Abdullah Ergün

Yerde yatan futbolumuz

Abdullah Ergün

Bol bol boğuşma ve sürekli hakem düdükleriyle kesilen, oyuncuların yerden kalkmadığı bir Süper Lig sezonu daha izliyoruz.

Yukarıdaki başlığın ne kadar yerinde olduğunu TV de yayınlanan Avrupa liglerini takip edenler çok daha iyi anlıyorlar.

Özellikle İngiltere Premier Lig maçlarında topun oyunda kalma süresi bu ligi takıp edenleri ve muhteşem tempoyu yerinde izleyen İngilizleri mutlu ediyor.

Bu konuda süper ligimizin durumu oldukça vahim. Sahaya giren sağlıkçılar sahadaki futbolcular kadar efor sarf etmeye devam ediyorlar.

Ufak bir darbeyle sahada kalan futbolcu sahanın içinde sanki acımazsı tekme yemişçesine avazı çıktığı kadar bağırıyor.

Sahayı giren sağlıkçının muhteşem(!) soğutucusu sonrasında sanki hiçbir şey olmamışçasına maça devam ediyor.

Son yıllarda bu moda haline geldi. Topun oyunda kalma süresi karşısında sahaya yansıyan futbol kalitesi doğal olarak eleştirilerin ana temasını oluşturuyor.

Maçın sonlarına doğru galip gelen takımın oyuncuları maçın bitmesi için bilinen rollerini kusursuz şekilde uygulamaya devam ediyorlar.

Geçmişte maçı önde götüren tarafın son dakika oyuncu değişikliklerine ilaveten son yıllarda sahada kendini yere bırakma gibi özel bir neden eklenince maçlarda artık son dakikalarda yaşanması gereken heyecan yerini tepkiye bırakıyor.

Oysa Avrupa liglerinde maçın sonlarında yaşanan heyecan maçın önemli anlarını oluşturuyor.

Bu konuda onları yakalamak artık çok zor.

 Her meslekte olduğu gibi futbolda geçerli olan “ İş ahlakıyla “ ilgili olan bu durumun ben olumlu yönde değişeceğine dair inancım kalmadı.
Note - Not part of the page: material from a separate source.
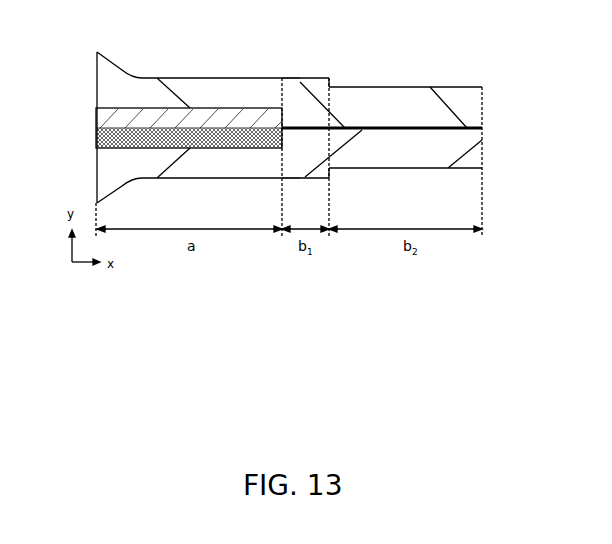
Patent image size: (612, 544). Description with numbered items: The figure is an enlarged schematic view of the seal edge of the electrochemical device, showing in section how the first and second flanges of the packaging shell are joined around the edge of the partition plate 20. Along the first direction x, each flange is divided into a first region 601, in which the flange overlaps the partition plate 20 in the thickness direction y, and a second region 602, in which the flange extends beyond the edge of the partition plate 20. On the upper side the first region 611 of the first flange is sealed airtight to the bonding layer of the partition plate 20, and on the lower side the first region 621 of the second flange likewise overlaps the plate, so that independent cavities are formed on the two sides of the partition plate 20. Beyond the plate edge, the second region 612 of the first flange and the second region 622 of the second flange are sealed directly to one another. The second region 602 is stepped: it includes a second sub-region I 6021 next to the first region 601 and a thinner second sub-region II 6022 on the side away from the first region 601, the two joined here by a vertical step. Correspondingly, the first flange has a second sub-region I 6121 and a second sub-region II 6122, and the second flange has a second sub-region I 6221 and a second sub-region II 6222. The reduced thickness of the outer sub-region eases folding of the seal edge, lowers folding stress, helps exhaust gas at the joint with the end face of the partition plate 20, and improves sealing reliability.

İşin en ilginç tarafı bu görüntüler karşısında mutlu olan taraftarların olması…

FİFA futbolun daha üretken hale gelmesi ve topun daha çok oyunda kalması için çalışmalara devam ederken mevcut oyun kuralları içinde zaman çalmaya yönelik çalışmaların olmaması gerçek futbolseverlerin canını sıkıyor.

Video hakem uygulamasıyla hakem hatalarının önüne geçmeye çalışan FİFA, saha içinde yaşanan olumsuz görüntüler karşısında sadece ceza mekanizmasını uygulamaya koyuyor.

Futbolcuların saha içindeki koşu mesafeleri artık belli bir seviyenin üstüne çıkmış durumda.

Bu tempoyu kaldıramayan bazı futbolcuların saha içindeki adale sıkıntılarına bağlı sağlık problem zaman çalma olarak adlandırılamaz.

Futbolseverlerin ufak bir darbe karşısında kendini yere bırakan daha sonra sahanının dışına geldikten sonra sanki hiçbir şey olmamışçasına sahaya koşu temposunun en üst limitiyle girmesi karşında yaşanan tepkiler artık ayyuka çıkmış durumda.

Gönül verdikleri takımın kazanması için bu işlerli gayet normal gören fanatikler bu konuda dünyanın en mutlu insanları olmalı…

Topun oyunda kalma suresi bakımında Avrupa standartlarının altında yer alan süper ligimiz marka değeri ve transferde harcanan rakamlara rağmen futbol kalitesi olanakta son sıralarda yer alıyoruz.

Bu konularda kendimize ait olan rekorumuzu hiçbir Avrupa ülkesi kolay kolay kıramaz.

Futbol kalitemizin yukarıya taşınması noktasında umutlu olanlar daha uzun yıllar beklemek zorunda kalacaklar.

Futbolun saha içindeki olumlu yönünün dışında gelişen konu başlıklarında ise Avrupa’da çok daha iyi yerlere gelmemize(!) hiç kimse engel olamaz.